In questi momenti ‘dimentichiamo noi stessi’ e la mente non compie alcun
tentativo di dividersi da se stessa, di separarsi dall’esperienza. Ma con
l’arrivo del dolore, fisico o emotivo, effettivo o previsto, ha inizio la
frattura e il cerchio si allarga sempre più.

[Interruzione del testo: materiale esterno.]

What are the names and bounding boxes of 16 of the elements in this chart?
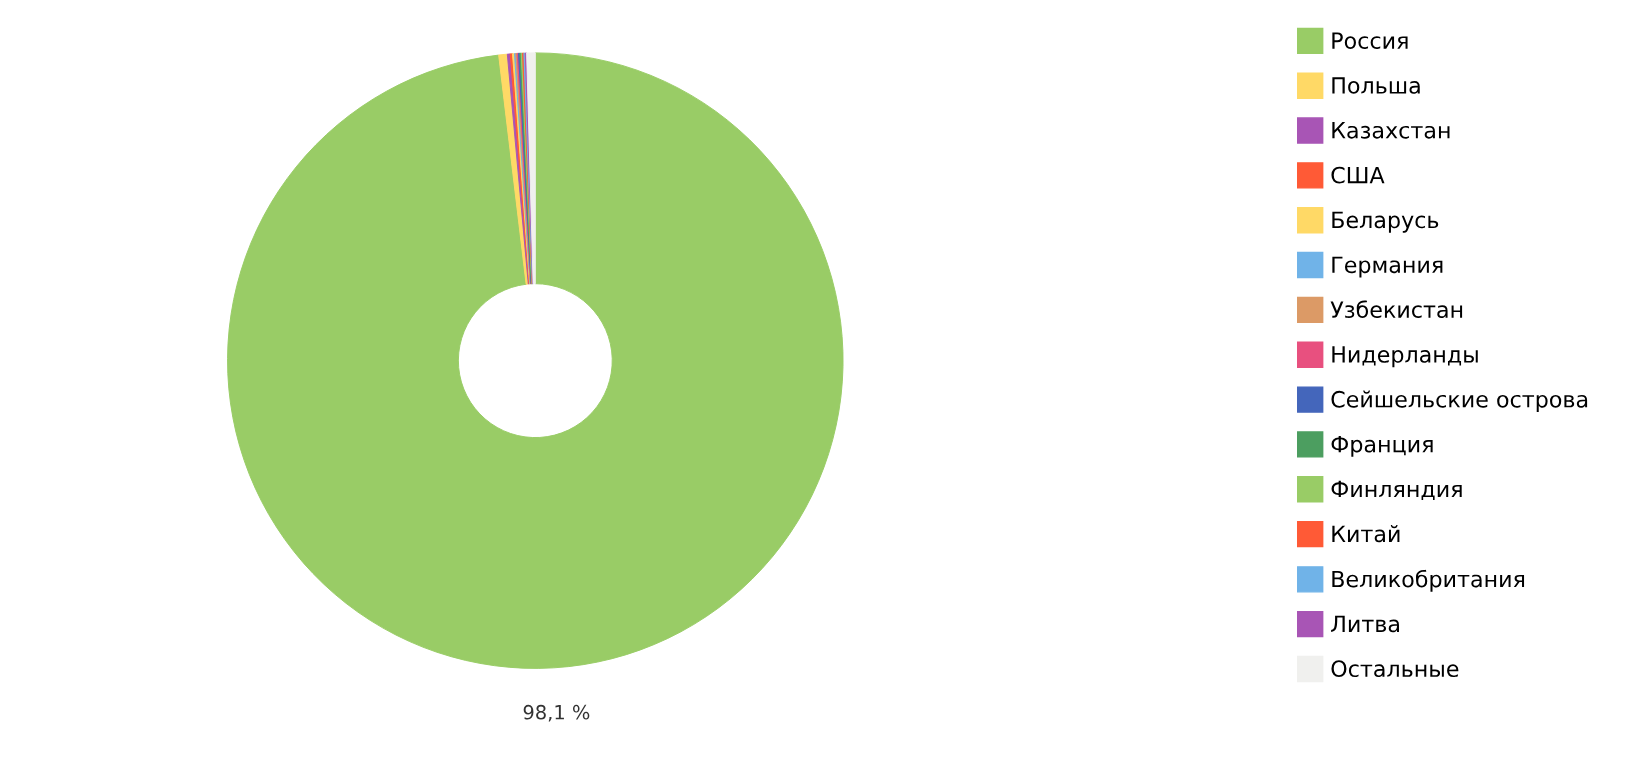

Non appena diventa chiaro che l’ ‘Io’ non può assolutamente sfuggire alla realtà
del presente, perché l’ ‘Io’ non è nient’altro che ciò che conosco ora, questo
scompiglio interno deve cessare. Non resta alcun’altra possibilità se non la
presa di coscienza del dolore, della paura, della noia o della sofferenza nella
stessa maniera completa in cui si è coscienti del piacere. L’organismo umano ha
le più meravigliose facoltà di adattamento sia al dolore fisico sia a quello
psichico. Ma queste possono funzionare appieno solo quando il dolore non viene
continuamente ristimolato da questo sforzo interiore di liberarsene, di separare
l’ ‘Io’ dalla sensazione. Lo
sforzo crea uno stato di tensione in cui il dolore aumenta. Ma quando la
tensione cessa, mente e corpo incominciano ad assorbire il dolore come l’acqua
reagisce a un colpo o a un taglio.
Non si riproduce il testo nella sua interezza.